A third potential use of the cerebral oximeter in the EP lab is to indirectly monitor for cerebral dilation related to increased arterial carbon dioxide levels (PACO2). Ablations under a general anesthesia (intubated/mechanically ventilated) often require “breath holding” to minimize intra-thoracic changes related to breathing. EP surgeons will request that mechanical ventilation be stopped temporarily to minimize thoracic movement and unwanted movement of EP catheters that can be seen during fluoroscopy of the heart during the ablation process. Breath holding does present its own list of problems, mainly limiting proper CO2 exchange (and PAOif holding is prolonged). Anesthesia providers may try to offset the change to PAO2 by increasing oxygen mixture to 100% FIO2. This may “buy some time” before a provider sees a change in pulse-oximeter, but PACO2 will continue to rise, sometimes to critical levels, causing respiratory acidosis. A provider might notice that cerebral-oximeter numbers rise due to the accumulation of PACO2. At times, breath holding can last from 2–3 minutes, and the anesthesia monitor will not be able to measure end-tidal CO2 unless there is active breathing. A rapid rise in cerebral-ox numbers above baseline might indicate that CO2 has caused cerebral vasodilation and that breathing should occur to restore CO2 back to baseline values. CO2 increase can be problematic for the EP patient when breath holding occurs many times over a long case time. Anesthesia providers do have the option of processing an arterial blood sample (ABG), but this can be costly if repeated samples are sent to the lab. ABGs may also be difficult to obtain if the patient does not have arterial access and the patient is fully draped and sterile in a typical EP manner. EP surgeons may request, after a prolonged mechanical breath hold, to have ventilations held again, before enough time was given to ventilate the patient and re-establish proper arterial gas levels. Providers may only get a “snap-shot” of the end tidal CO2 value and might not be able to see a slow, but definite rise in values until the CO2 reaches a critical value (70 or higher). Utilizing the cerebral oximeter gives a provider the ability to chart an upward rise in CO2 and to identify the need to restart patient ventilation.

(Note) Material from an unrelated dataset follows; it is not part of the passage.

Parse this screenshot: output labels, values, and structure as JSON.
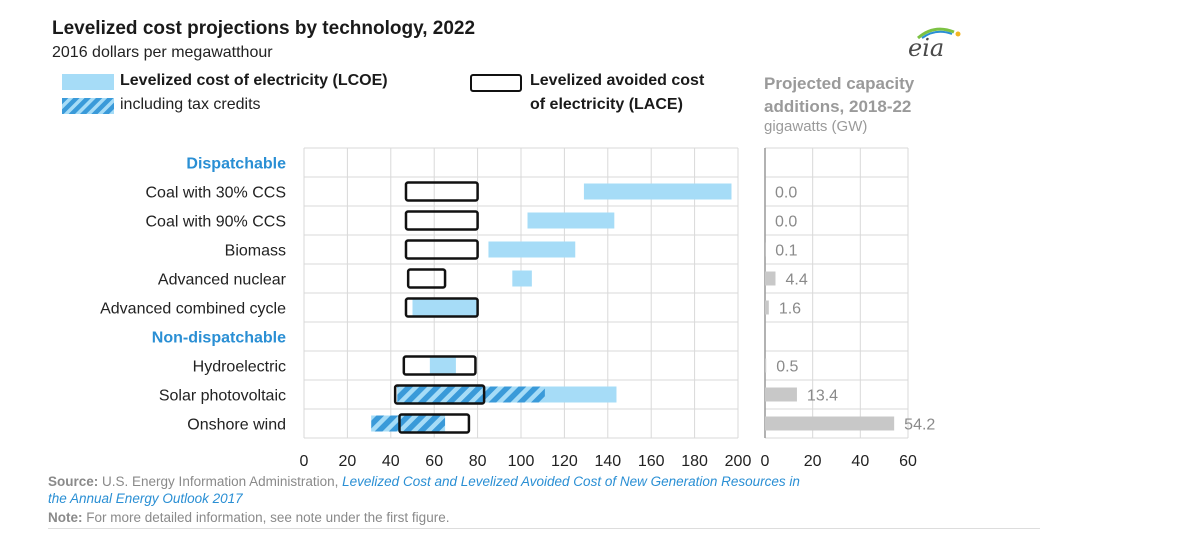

The ultimate goal of ablation therapy is to restore or improve cardiac function by eliminating unwanted cardiac rhythms. This goal should be achieved without sacrificing brain function due to prolonged low cerebral perfusion pressure or the occurrence of a CVA during an ablation procedure. One way EP labs can help lower the risks associated with ablations is to use a cerebral oximeter. The cerebral oximeter can act as a watchdog during an ablation by monitoring cerebral perfusion and detecting possible stroke formation. By using a cerebral oximeter, anesthesia providers can help the EP team plot the next course of action needed to protect the patient from harm during cardiac ablations (i.e., when to terminate an induced arrhythmia such as ventricular tachycardia). Providers who use the cerebral oximeter also have peace of mind knowing that a patient is receiving proper cerebral perfusion during an ablation, especially when hemodynamically altering arrhythmias are generated. Providers can also use the oximeter to detect cerebral vasodilation from carbon dioxide accumulation and make appropriate changes to prevent acidosis. The cerebral oximeter has the potential to become a standard monitor for high-risk cases such as cardiac ablations, just as the pulse oximeter became a standard monitor in all anesthetic cases. There is an ongoing effort to incorporate new and updated ablation technologies in the EP lab, such as new cardiac mapping techniques, and there should also be an effort to improve patient monitoring as well. Cerebral oximetry is a good example of how providers can employ new technology to improve the overall outcome of procedures and raise the standard in patient care.